Local Hybrid Retrieval-Augmented Document QA
Paolo Astrino
TL;DR
To address data privacy in enterprise QA, the paper presents a fully local Retrieval-Augmented Generation system that runs on on-premises hardware without internet access. It leverages a hybrid retrieval strategy that combines BM25 lexical matching with dense BGE embeddings, with an EnsembleRetriever tuned to 30% sparse/70% dense, achieving competitive accuracy across legal, scientific, and conversational documents. GPU acceleration yields substantial speedups in embedding and inference, and a locally hosted Llama 3.2 via Ollama ensures data sovereignty; hallucination is quantified using an LLM-as-Judge on over 1,500 query-answer pairs. The results demonstrate that privacy-preserving enterprise document QA can match cloud-based performance while keeping all data on premises.
Abstract
Organizations handling sensitive documents face a critical dilemma: adopt cloud-based AI systems that offer powerful question-answering capabilities but compromise data privacy, or maintain local processing that ensures security but delivers poor accuracy. We present a question-answering system that resolves this trade-off by combining semantic understanding with keyword precision, operating entirely on local infrastructure without internet access. Our approach demonstrates that organizations can achieve competitive accuracy on complex queries across legal, scientific, and conversational documents while keeping all data on their machines.

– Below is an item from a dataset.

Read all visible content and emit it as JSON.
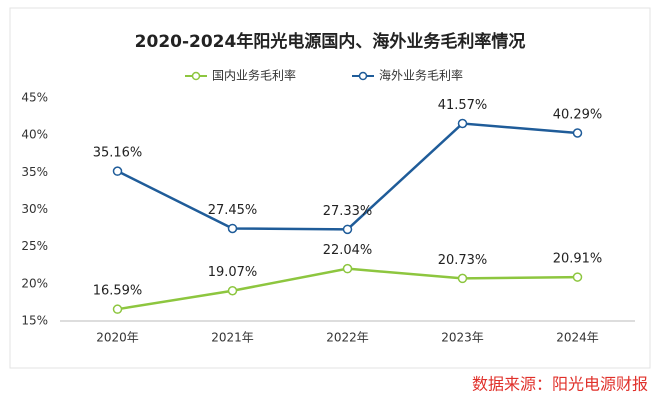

By balancing two complementary retrieval strategies and using consumer-grade hardware acceleration, the system delivers reliable answers with minimal errors, letting banks, hospitals, and law firms adopt conversational document AI without transmitting proprietary information to external providers. This work establishes that privacy and performance need not be mutually exclusive in enterprise AI deployment.